La Cour des comptes retouche la gouvernance des HUG

 Le président de la Cour des comptes, Stanislas Zuin (debout). © La Cité / Genève / 18 septembre 2017

Le président de la Cour des comptes, Stanislas Zuin (debout). © La Cité / Genève / 18 septembre 2017

 

Dans un rapport publié aujourd’hui, l’institut cantonal déplore la discrimination, face à l’information, agissant au sein du conseil d’administration des Hôpitaux universitaires de Genève (HUG). Et les relations un peu trop imbriquées de ce collège avec la direction générale.

 

Charlotte Aebischer

 

18 septembre 2017 — Il y a moins d’un an, les HUG ont été chahutés par une fuite d’informations explosive. En novembre 2016, le Matin dimanche révélait en effet que trois médecins de l’hôpital avaient utilisé des cellules de pancréas, destinées à être jetées, à des fins de recherche, sans accord préalable de la part des patients. Particulièrement troublante, cette révélation n’était pas la première à mettre l’institution dans l’embarras.

Les fuites dans la presse se sont multipliées depuis quelques années, motivant la décision du conseil d’administration d’imposer le secret sur certains documents importants. Le collège in corpore n’avait, jusqu’à il y a quelques mois, pas accès aux rapports d’audit internes.

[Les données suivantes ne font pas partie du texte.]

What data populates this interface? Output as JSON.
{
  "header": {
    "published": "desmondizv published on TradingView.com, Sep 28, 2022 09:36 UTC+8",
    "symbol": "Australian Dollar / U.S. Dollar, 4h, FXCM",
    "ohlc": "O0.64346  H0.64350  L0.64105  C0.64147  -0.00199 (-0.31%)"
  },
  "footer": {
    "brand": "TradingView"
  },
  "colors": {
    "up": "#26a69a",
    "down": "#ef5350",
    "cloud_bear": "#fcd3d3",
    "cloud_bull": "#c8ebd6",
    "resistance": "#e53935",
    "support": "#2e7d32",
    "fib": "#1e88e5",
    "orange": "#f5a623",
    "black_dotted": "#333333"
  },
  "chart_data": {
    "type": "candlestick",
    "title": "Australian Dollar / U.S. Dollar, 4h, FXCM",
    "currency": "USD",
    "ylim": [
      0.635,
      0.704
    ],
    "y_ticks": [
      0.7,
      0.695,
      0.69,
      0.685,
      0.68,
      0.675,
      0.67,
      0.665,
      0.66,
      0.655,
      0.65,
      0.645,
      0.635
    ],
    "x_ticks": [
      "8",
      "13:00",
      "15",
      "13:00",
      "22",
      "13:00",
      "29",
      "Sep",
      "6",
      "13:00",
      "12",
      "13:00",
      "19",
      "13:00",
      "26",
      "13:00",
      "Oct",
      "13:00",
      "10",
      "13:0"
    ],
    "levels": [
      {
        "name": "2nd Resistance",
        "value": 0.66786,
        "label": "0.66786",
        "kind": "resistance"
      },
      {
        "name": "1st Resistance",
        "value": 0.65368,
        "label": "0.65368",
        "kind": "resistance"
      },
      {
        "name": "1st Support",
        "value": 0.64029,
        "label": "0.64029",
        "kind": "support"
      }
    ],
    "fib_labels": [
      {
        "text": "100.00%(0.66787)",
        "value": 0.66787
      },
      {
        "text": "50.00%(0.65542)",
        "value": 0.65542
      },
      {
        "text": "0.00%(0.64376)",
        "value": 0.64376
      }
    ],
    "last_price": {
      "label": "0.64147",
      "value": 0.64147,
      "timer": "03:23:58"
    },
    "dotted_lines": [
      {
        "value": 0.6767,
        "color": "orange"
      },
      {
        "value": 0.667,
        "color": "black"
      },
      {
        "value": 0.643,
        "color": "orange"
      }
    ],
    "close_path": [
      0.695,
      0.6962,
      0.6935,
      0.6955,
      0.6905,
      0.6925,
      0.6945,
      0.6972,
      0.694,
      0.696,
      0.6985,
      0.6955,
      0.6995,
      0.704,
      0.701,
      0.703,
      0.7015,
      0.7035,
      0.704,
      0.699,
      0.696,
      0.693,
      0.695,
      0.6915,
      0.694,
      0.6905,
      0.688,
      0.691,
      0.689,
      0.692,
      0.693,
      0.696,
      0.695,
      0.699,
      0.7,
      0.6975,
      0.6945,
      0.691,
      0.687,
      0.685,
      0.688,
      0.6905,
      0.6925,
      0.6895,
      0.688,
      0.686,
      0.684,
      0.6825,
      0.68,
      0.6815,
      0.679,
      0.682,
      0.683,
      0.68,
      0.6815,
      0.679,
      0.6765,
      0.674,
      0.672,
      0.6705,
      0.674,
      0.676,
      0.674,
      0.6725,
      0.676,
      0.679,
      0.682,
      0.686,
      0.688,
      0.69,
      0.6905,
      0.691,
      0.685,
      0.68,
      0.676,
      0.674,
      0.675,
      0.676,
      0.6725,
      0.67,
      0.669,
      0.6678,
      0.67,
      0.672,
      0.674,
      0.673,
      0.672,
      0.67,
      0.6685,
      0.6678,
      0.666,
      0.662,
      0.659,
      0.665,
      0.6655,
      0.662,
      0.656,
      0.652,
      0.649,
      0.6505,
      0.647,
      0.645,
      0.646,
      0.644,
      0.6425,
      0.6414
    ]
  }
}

Seul le bureau du conseil et son président, Me François Canonica (7 membres sur les 20 que compte le collège), avaient la possibilité de consulter les documents placés sous le secret de fonction.

«Une pratique qui entrave le travail et l’efficacité du conseil administratif», estime Stanislas Zuin, président de la Cour des comptes. Pour lequel la capacité stratégique du conseil se trouvait diminuée, les dossiers importants n’étant pas traités de façon récurrente.

Le conseil d’administration est revenu sur cette pratique au moment où la Cour des comptes entamait son audit. «Ce n’est pas par sadisme, par méchanceté ou volonté d’opacité que les rapports d’audit n’ont pas été soumis à certains membres du conseil d’administration, c’est une décision de principe», se défend Me François Canonica, président du conseil d’administration. En restreignant l’accès aux dossiers, le conseil entendait trouver, selon lui, le juste milieu entre le secret de fonction et le droit à l’information.

 

Incohérences majeures

 

Stanislas Zuin pointe aussi l’inadéquation de la LEPM, la loi sur les établissements publics et médicaux, mise en place en 1995, et non modifiée depuis. Au cours des années, deux incohérences majeures en ont résulté, selon la Cour des comptes.

Premièrement, la loi impose la présence du comité de direction (représentant la direction générale) à toutes les séances du conseil d’administration. Là aussi, selon la Cour des comptes, le pouvoir d’action du conseil se retrouve considérablement réduit. Les dossiers présentés par le comité de direction étant déjà ficelés, le conseil n’est donc pas informé des alternatives rejetées et «l’administrateur ne peut pas se positionner en toute connaissance de cause», regrette Stanislas Zuin. Selon François Canonica, en revanche, «la présence du comité de direction est plus fécondante qu’entravante». Un compromis reste à définir.

Deuxièmement, le conseil administratif a le devoir, de jure, de régler les conventions tarifaires. De facto, cette tâche est assurée par le comité de direction. Les documents finaux nécessitent cependant la signature des vingt membres du conseil d’administration. Un gaspillage de temps inouï, selon le président de la Cour des comptes. Il en va de même pour la nomination des fonctionnaires des HUG, une compétence du conseil administratif prise en charge par la direction.

Les points constatés par la Cour des comptes ne touchent pas seulement le conseil d’administration. Ils concernent aussi le comité de direction, le collège des médecins chefs de service et le conseil consultatif des départements médicaux. Dénonçant le manque de clarté quant aux rôles respectifs de ces instances, la Cour des comptes donne un dernier coup de ponceuse sur un établissement caractérisé par quelques fissures dans sa façade. Sera-t-il suffisant pour reboucher les brèches et éviter d’autres fuites à l’avenir?